そんな私の頬を、屈みこんだフローリア様がつつきながら付け足します。
「シリアだって五人がかりじゃないと勝てなかったのに、メイナードくんとだけであそこまで戦えちゃったシルヴィちゃんは凄いわ~! 師匠越えした気持ちはどう?」
「やめてくださいフローリア様。それに、仮に私も同じように五人がかりだったとしても、私では勝利に導ける自信はありません。事実、シリア様が解いてみせたあの鳥かごから逃れることができませんでしたし」
『あんなものは直感と知識でいくらでも補える。さらに言えば、当時の妾とお主では五年以上の差があるのじゃ、気に病むでない』
「シルヴィは何でも自己評価低すぎなのよ。ソラリアの加護があったとは言え、魔族最強の存在である魔王を相手に死ななかったってだけで十分すぎると思うわ」
「うんうん♪ レナちゃんの言う通り、もっと自分を褒めてあげること! っと、いけないいけない。褒めることも大事なんだけど、シルヴィちゃんにはお願いしたいことがあるのよ」
「私に、ですか?」
もしかして、レオノーラの治療でしょうか。
そう考えながら身を起こすと、フローリア様は少し真剣な表情で私へ言いました。
「シルヴィちゃん。ちょっとレオノーラちゃんの心の中に入ってきてくれないかしら?」
「心の中……?」
首を傾げてしまう私へ、シリア様が続けます。
『うむ。お主が持つ“心象世界の創造魔法”を用いて、レオノーラを呼び戻してもらいたいのじゃ。どうにもレオノーラの奴、目を覚ましたくないようでの』
「目を覚ましたくないとは、どういうことなのでしょうか」
「あたしも詳しくは分からないんだけど、結構人間的にある話らしいのよ。何らかの事故に巻き込まれた人が、そのトラウマとかで現実に戻りたくなくて、意識を取り戻せないって話。レオノーラもそんな感じみたい」
あのレオノーラが現実から目を背けて、自分の世界に引きこもりたくなるなんてことはあるのでしょうか。
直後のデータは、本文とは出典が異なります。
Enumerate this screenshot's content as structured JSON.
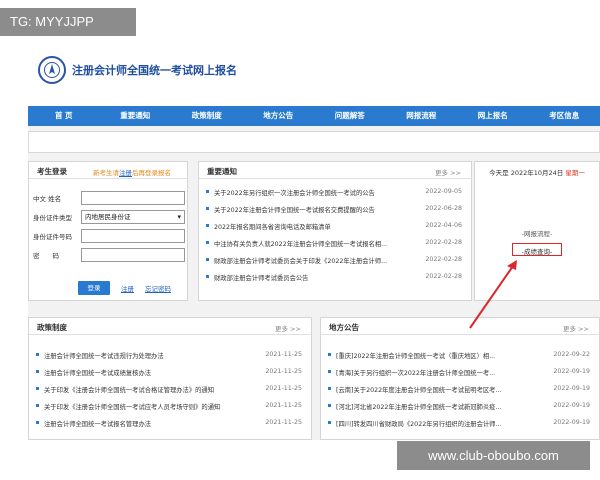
{
  "overlay": {
    "tag": "TG: MYYJJPP",
    "watermark": "www.club-oboubo.com"
  },
  "header": {
    "title": "注册会计师全国统一考试网上报名",
    "logo_icon": "cicpa-logo-icon"
  },
  "nav": {
    "items": [
      "首 页",
      "重要通知",
      "政策制度",
      "地方公告",
      "问题解答",
      "网报流程",
      "网上报名",
      "考区信息"
    ]
  },
  "login": {
    "title": "考生登录",
    "hint_pre": "新考生请",
    "hint_link": "注册",
    "hint_post": "后再登录报名",
    "name_label": "中文 姓名",
    "idtype_label": "身份证件类型",
    "idtype_value": "内地居民身份证",
    "idnum_label": "身份证件号码",
    "password_label": "密　　码",
    "login_button": "登录",
    "register_link": "注册",
    "forgot_link": "忘记密码"
  },
  "notices": {
    "title": "重要通知",
    "more": "更多 >>",
    "items": [
      {
        "text": "关于2022年另行组织一次注册会计师全国统一考试的公告",
        "date": "2022-09-05"
      },
      {
        "text": "关于2022年注册会计师全国统一考试报名交费提醒的公告",
        "date": "2022-06-28"
      },
      {
        "text": "2022年报名期间各省咨询电话及邮箱清单",
        "date": "2022-04-06"
      },
      {
        "text": "中注协有关负责人就2022年注册会计师全国统一考试报名相...",
        "date": "2022-02-28"
      },
      {
        "text": "财政部注册会计师考试委员会关于印发《2022年注册会计师...",
        "date": "2022-02-28"
      },
      {
        "text": "财政部注册会计师考试委员会公告",
        "date": "2022-02-28"
      }
    ]
  },
  "today": {
    "prefix": "今天是 2022年10月24日",
    "weekday": "星期一",
    "flow_link": "-网报流程-",
    "score_link": "-成绩查询-"
  },
  "policy": {
    "title": "政策制度",
    "more": "更多 >>",
    "items": [
      {
        "text": "注册会计师全国统一考试违规行为处理办法",
        "date": "2021-11-25"
      },
      {
        "text": "注册会计师全国统一考试成绩复核办法",
        "date": "2021-11-25"
      },
      {
        "text": "关于印发《注册会计师全国统一考试合格证管理办法》的通知",
        "date": "2021-11-25"
      },
      {
        "text": "关于印发《注册会计师全国统一考试应考人员考场守则》的通知",
        "date": "2021-11-25"
      },
      {
        "text": "注册会计师全国统一考试报名管理办法",
        "date": "2021-11-25"
      }
    ]
  },
  "local": {
    "title": "地方公告",
    "more": "更多 >>",
    "items": [
      {
        "text": "[重庆]2022年注册会计师全国统一考试（重庆地区）相...",
        "date": "2022-09-22"
      },
      {
        "text": "[青海]关于另行组织一次2022年注册会计师全国统一考...",
        "date": "2022-09-19"
      },
      {
        "text": "[云南]关于2022年度注册会计师全国统一考试昆明考区考...",
        "date": "2022-09-19"
      },
      {
        "text": "[河北]河北省2022年注册会计师全国统一考试新冠肺炎疫...",
        "date": "2022-09-19"
      },
      {
        "text": "[四川]转发四川省财政局《2022年另行组织的注册会计师...",
        "date": "2022-09-19"
      }
    ]
  },
  "colors": {
    "nav": "#2a7bd0",
    "title": "#1f4ea0",
    "accent_orange": "#e58a1f",
    "highlight_red": "#d9272d"
  }
}
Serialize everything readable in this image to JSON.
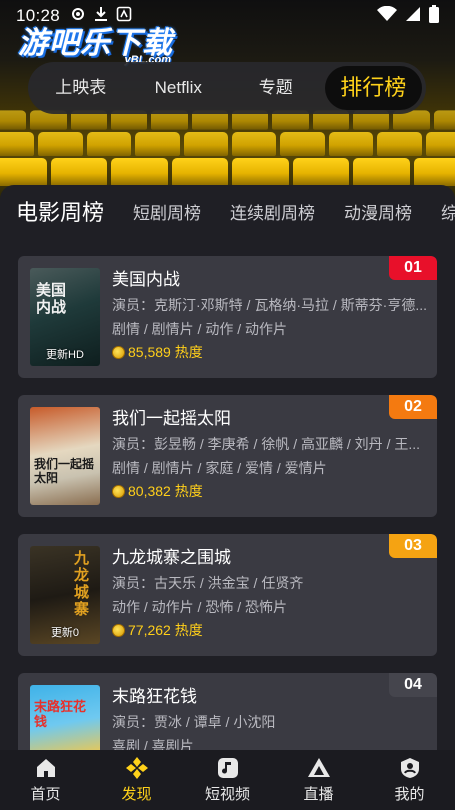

普段から自信に満ち溢れていて、魔族を率いる王として堂々としている彼女からは到底考えられません。
『妾達も原因までは分からぬ。故に、自身の心象世界を作り出せるお主なら、他者の心象世界にも介入できるじゃろうと思うてな』
「細かい調整は私とシリアでやるから、シルヴィちゃんはレオノーラちゃんを探して、話を聞いてあげて欲しいの」
『かなり難題を押し付けておるのは理解しておる。じゃが、お主でなければできぬのじゃ。頼まれてくれぬか、シルヴィ』
シリア様達の言葉を聞きながら、離れたところで横たわったまま、身動き一つ取らないレオノーラを見つめます。
それと同時に、これまでのレオノーラとの記憶がいくつも浮かび上がってきました。
『お友達になることで許していただけるのであれば、私は喜んでお友達になりましょう』
『シルヴィ。私は貴女という優しい魂を持つ魔女に出会えて、本当に幸運ですわ』
『何故そこで意固地になるのです!? 冷静に考えてくださいませ! シリアを助けられるのは貴女だけだというのに、その貴女が途中で倒れたら、誰もシリアを助けられなくなりますのよ?』
『感謝いたしますわ、シルヴィ。こんな私を――いえ、魔族を大切に思ってくださって……』
思い返せば、レオノーラは気高く気丈に振る舞いながらも、その内面では色々と抱え込んでいた気がします。
もしかすると、今回の一件を受けて今までの悩みと合わさり、一人では立ち直れなくなってしまっているのかもしれません。
私は瞳を閉じ、小さく深呼吸をしてから、まっすぐにシリア様達を見据えて答えます。